Absence of somatic hypermutation of immunoglobulin heavy chain variable region genes in precursor B-lymphoblastic lymphoma: a study of four cases in childhood and adolescence.

Somatic mutation (SM) analysis provides a useful tool for understanding the suitable stage of differentiation of normal and neoplastic B cells. B-cell precursor neoplasms are considered to be somatically premutational. However, no reports have been made on the sequence analysis of SM in rearranged immunoglobulin heavy chain variable region (VH) genes in precursor B-lymphoblastic lymphoma (PB-LBL); as for B-cell acute lymphoblastic leukemia (B-ALL), the variable frequency of SM of the VH genes has been described.
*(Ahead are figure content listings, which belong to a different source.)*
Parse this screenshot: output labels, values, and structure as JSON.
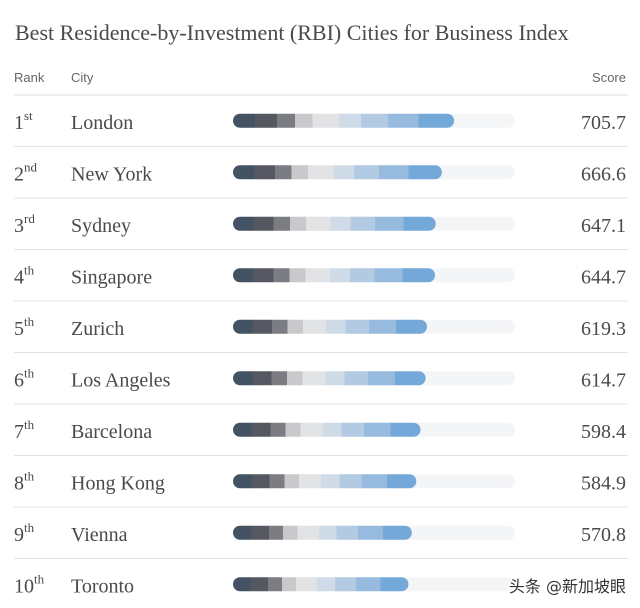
{
  "chart_data": {
    "type": "bar",
    "title": "Best Residence-by-Investment (RBI) Cities for Business Index",
    "columns": [
      "Rank",
      "City",
      "Score"
    ],
    "ranks": [
      [
        "1",
        "st"
      ],
      [
        "2",
        "nd"
      ],
      [
        "3",
        "rd"
      ],
      [
        "4",
        "th"
      ],
      [
        "5",
        "th"
      ],
      [
        "6",
        "th"
      ],
      [
        "7",
        "th"
      ],
      [
        "8",
        "th"
      ],
      [
        "9",
        "th"
      ],
      [
        "10",
        "th"
      ]
    ],
    "categories": [
      "London",
      "New York",
      "Sydney",
      "Singapore",
      "Zurich",
      "Los Angeles",
      "Barcelona",
      "Hong Kong",
      "Vienna",
      "Toronto"
    ],
    "values": [
      705.7,
      666.6,
      647.1,
      644.7,
      619.3,
      614.7,
      598.4,
      584.9,
      570.8,
      560
    ],
    "value_labels": [
      "705.7",
      "666.6",
      "647.1",
      "644.7",
      "619.3",
      "614.7",
      "598.4",
      "584.9",
      "570.8",
      null
    ],
    "xlim": [
      0,
      900
    ],
    "watermark": "头条 @新加坡眼"
  }
}
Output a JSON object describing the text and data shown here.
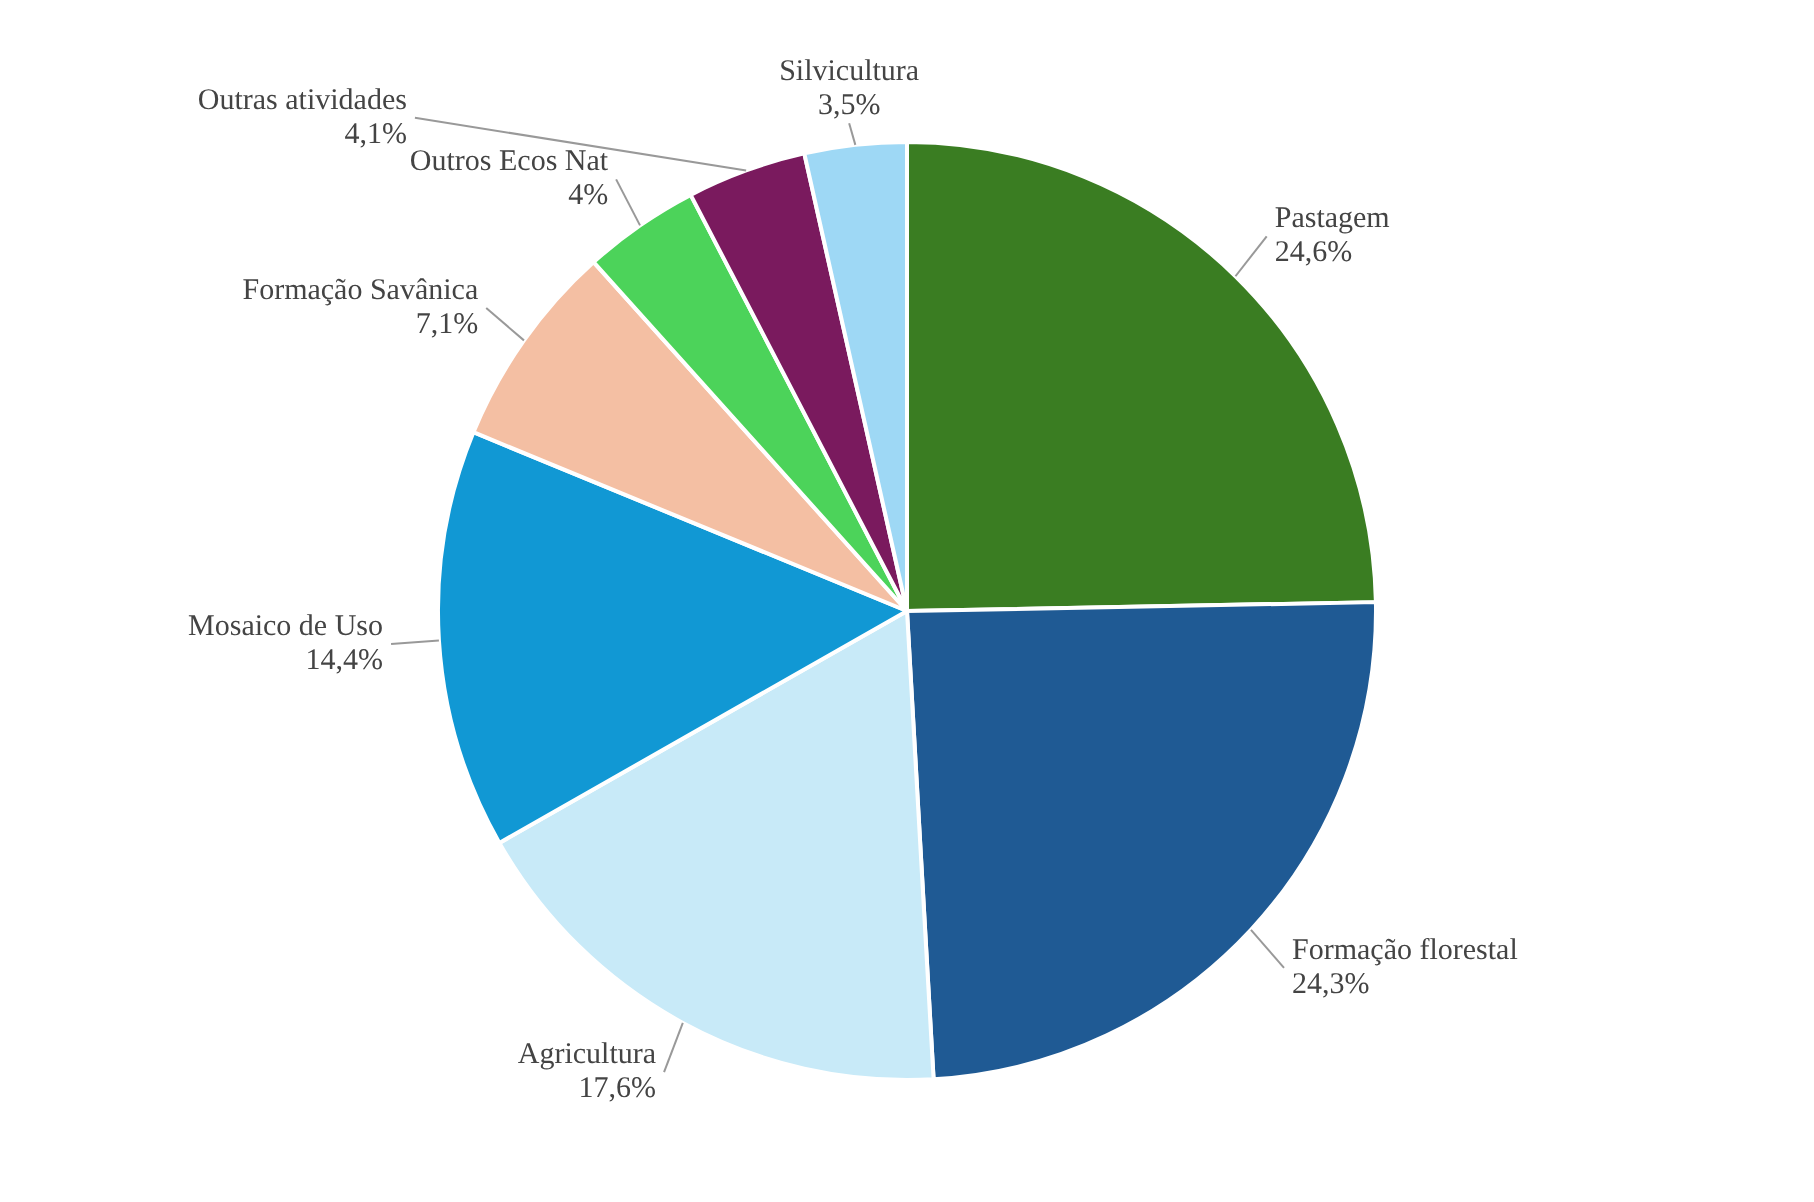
{
  "chart_data": {
    "type": "pie",
    "categories": [
      "Pastagem",
      "Formação florestal",
      "Agricultura",
      "Mosaico de Uso",
      "Formação Savânica",
      "Outros Ecos Nat",
      "Outras atividades",
      "Silvicultura"
    ],
    "values": [
      24.6,
      24.3,
      17.6,
      14.4,
      7.1,
      4,
      4.1,
      3.5
    ],
    "value_labels": [
      "24,6%",
      "24,3%",
      "17,6%",
      "14,4%",
      "7,1%",
      "4%",
      "4,1%",
      "3,5%"
    ],
    "colors": [
      "#3a7d22",
      "#1f5a94",
      "#c8eaf8",
      "#1198d4",
      "#f4bfa3",
      "#4cd35a",
      "#7a1a5e",
      "#9ed8f5"
    ],
    "legend": false
  }
}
To better distinguish PB-LBL from B-ALL based on the stage at which differentiation occurs, we analyzed the SM of the VH genes in 4 children and adolescents with PB-LBL. In all 4 cases, there was no SM in complementarity-determining regions 1, 2, and 3 and in framework regions 2 and 3 of the VH genes, except for 1 mutation in 1 of 2 polymerase chain reaction products from 1 patient. Our data showed the absence of SM of lymphoma cells in PB-LBL, in addition to the developmentally regulated rearrangement of VH genes at the stage of B-cell precursor cells. The lack of mutation in VH gene sequences suggests that SM may differ between PB-LBL and B-ALL.